# North East Steel



## WorkHardFishHard (Sep 22, 2010)

"Out of the hottest fire comes the strongest steel."

I beg to differ! For being so darn cold out these steelies put up a great fight!

Love this beautiful weather!

Pics of my recent outing:


----------



## MichiganStreamside (Jan 19, 2014)

WorkHardFishHard said:


> "Out of the hottest fire comes the strongest steel."
> 
> I beg to differ! For being so darn cold out these steelies put up a great fight!
> 
> ...


Those are some great looking steelhead and photos - very cool!!!


----------



## GrizzlyAdams237 (Jan 29, 2010)

Awesome job man !!


----------



## WorkHardFishHard (Sep 22, 2010)

Thanks guys


----------



## tda513 (Oct 24, 2011)

Awesome!

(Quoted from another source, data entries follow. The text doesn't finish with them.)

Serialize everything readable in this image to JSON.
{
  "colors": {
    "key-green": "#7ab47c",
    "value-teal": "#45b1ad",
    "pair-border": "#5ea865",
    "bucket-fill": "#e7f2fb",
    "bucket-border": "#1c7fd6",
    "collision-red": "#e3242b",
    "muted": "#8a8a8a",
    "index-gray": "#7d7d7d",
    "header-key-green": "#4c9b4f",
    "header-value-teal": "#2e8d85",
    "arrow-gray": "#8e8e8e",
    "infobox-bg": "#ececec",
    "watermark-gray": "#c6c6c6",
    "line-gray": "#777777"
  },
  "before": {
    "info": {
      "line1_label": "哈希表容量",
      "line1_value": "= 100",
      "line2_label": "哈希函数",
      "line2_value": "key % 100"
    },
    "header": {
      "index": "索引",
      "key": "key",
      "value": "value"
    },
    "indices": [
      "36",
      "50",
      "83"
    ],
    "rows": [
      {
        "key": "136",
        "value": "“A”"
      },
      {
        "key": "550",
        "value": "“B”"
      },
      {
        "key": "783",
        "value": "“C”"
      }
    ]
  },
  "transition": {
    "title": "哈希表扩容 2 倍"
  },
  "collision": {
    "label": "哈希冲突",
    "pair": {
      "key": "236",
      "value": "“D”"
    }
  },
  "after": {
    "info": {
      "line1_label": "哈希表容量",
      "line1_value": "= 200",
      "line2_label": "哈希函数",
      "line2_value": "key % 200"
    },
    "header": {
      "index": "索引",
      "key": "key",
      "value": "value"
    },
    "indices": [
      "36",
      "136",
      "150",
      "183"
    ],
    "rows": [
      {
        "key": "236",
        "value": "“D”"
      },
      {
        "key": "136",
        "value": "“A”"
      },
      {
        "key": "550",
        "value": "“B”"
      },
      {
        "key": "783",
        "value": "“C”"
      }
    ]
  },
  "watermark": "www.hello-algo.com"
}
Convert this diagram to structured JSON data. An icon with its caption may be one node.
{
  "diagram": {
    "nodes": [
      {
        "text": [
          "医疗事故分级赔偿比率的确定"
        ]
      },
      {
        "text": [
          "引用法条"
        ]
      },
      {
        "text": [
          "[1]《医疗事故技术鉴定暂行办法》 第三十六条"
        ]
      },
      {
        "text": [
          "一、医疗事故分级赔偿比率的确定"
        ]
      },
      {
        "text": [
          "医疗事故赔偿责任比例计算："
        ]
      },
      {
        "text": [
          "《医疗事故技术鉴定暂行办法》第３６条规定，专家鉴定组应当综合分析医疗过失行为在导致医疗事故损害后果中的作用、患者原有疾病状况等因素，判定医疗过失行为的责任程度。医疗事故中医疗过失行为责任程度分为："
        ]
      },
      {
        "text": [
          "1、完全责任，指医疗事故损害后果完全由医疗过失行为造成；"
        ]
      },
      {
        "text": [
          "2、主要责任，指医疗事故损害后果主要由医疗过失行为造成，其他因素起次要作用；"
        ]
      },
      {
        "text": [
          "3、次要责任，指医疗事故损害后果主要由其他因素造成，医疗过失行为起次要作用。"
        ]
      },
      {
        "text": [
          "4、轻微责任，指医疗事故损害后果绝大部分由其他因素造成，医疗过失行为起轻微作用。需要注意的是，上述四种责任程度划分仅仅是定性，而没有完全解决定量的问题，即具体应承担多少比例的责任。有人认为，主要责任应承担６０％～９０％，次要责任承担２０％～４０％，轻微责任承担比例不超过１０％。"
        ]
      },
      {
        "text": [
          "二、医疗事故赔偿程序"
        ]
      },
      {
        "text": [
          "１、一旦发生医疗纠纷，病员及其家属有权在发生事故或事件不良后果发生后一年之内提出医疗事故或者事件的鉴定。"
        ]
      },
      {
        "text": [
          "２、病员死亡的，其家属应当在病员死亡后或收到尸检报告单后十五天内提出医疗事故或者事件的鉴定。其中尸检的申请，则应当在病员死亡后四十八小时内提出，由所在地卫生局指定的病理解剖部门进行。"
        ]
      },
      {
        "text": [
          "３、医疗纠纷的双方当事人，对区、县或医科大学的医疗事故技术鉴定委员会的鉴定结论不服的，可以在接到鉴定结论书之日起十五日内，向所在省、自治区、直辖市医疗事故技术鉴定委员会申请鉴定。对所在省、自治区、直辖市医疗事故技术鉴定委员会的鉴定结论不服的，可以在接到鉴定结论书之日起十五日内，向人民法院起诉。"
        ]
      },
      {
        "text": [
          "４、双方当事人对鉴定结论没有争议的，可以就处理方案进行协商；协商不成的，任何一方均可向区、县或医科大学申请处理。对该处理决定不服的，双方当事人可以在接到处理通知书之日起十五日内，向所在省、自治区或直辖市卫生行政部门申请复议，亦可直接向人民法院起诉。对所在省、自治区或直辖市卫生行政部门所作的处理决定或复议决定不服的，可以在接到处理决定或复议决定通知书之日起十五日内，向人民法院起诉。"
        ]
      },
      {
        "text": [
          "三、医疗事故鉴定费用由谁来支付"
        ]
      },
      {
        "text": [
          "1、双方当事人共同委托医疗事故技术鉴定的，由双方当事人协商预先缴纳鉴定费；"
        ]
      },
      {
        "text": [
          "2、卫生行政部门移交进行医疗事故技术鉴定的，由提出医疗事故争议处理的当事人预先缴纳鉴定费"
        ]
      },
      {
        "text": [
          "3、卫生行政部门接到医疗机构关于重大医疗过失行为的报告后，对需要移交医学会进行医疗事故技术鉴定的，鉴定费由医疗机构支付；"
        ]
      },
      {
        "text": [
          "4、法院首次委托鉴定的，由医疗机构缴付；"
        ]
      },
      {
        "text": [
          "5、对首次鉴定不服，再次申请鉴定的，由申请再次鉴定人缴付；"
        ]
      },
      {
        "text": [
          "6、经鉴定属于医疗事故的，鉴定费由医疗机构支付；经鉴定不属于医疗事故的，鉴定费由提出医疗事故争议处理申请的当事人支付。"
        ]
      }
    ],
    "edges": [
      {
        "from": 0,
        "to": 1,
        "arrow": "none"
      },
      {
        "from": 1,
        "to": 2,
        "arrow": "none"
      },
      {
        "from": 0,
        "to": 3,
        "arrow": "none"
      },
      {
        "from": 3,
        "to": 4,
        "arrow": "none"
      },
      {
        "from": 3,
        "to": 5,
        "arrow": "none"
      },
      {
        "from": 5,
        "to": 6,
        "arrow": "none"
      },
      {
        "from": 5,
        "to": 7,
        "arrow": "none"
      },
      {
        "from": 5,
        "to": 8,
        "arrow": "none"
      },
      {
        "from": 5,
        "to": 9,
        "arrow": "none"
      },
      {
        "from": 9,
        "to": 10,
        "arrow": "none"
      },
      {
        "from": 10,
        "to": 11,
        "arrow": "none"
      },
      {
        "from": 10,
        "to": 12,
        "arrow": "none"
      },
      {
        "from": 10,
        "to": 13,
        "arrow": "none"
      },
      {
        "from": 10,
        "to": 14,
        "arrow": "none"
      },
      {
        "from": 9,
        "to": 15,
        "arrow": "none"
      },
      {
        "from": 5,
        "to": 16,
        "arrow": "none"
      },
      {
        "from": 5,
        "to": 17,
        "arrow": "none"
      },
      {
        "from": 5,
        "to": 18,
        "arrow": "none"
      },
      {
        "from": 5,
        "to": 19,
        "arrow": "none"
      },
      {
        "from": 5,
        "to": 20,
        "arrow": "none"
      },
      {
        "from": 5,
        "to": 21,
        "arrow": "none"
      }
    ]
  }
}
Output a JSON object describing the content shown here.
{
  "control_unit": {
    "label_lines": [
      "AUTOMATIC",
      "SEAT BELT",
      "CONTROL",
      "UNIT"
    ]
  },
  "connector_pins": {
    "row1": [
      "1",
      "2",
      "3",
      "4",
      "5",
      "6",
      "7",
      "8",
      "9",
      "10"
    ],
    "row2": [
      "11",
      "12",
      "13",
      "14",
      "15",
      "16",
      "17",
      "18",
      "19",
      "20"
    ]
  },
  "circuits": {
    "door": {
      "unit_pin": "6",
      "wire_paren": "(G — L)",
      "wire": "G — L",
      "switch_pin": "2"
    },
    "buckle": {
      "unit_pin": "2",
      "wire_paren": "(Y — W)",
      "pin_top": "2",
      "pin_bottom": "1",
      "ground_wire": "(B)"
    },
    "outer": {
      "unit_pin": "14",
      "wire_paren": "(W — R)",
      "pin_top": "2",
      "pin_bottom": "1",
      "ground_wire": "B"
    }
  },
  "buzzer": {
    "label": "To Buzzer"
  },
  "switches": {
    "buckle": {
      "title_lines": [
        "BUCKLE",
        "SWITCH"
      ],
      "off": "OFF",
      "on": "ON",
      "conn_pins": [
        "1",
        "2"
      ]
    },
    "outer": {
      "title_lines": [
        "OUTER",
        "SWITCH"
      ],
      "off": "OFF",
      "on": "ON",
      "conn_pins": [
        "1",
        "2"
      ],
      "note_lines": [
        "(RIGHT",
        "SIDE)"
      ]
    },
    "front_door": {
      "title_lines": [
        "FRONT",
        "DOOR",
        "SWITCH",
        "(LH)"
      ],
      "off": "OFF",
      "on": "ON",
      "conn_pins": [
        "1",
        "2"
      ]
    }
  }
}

That fish in the fourth pic has some crazy eyes.


Posted using Outdoor Hub Campfire


----------



## herb09 (Jan 11, 2009)

Great pics beautiful winter steel.


----------



## friZZleFry419 (Aug 21, 2007)

Awesome !

Sent from my SPH-L720 using Ohub Campfire mobile app


----------



## LumberJ (Mar 9, 2009)

Wow. Those are some dandies!
Congrats on the success. It's certainly well earned.


----------



## Bighunther (Jan 28, 2012)

Beautiful Fish! I give it to you for putting in the hours this winter. Mann

Be Here Now


----------



## WorkHardFishHard (Sep 22, 2010)

Thanks guys it was a blast! Can't wait to get back out.

Sent from my SCH-I545 using Ohub Campfire mobile app


----------



## fishagain (Jan 2, 2014)

Like the jig and the 'SHINY HEAD'...who says they ain't minnow oriented?


----------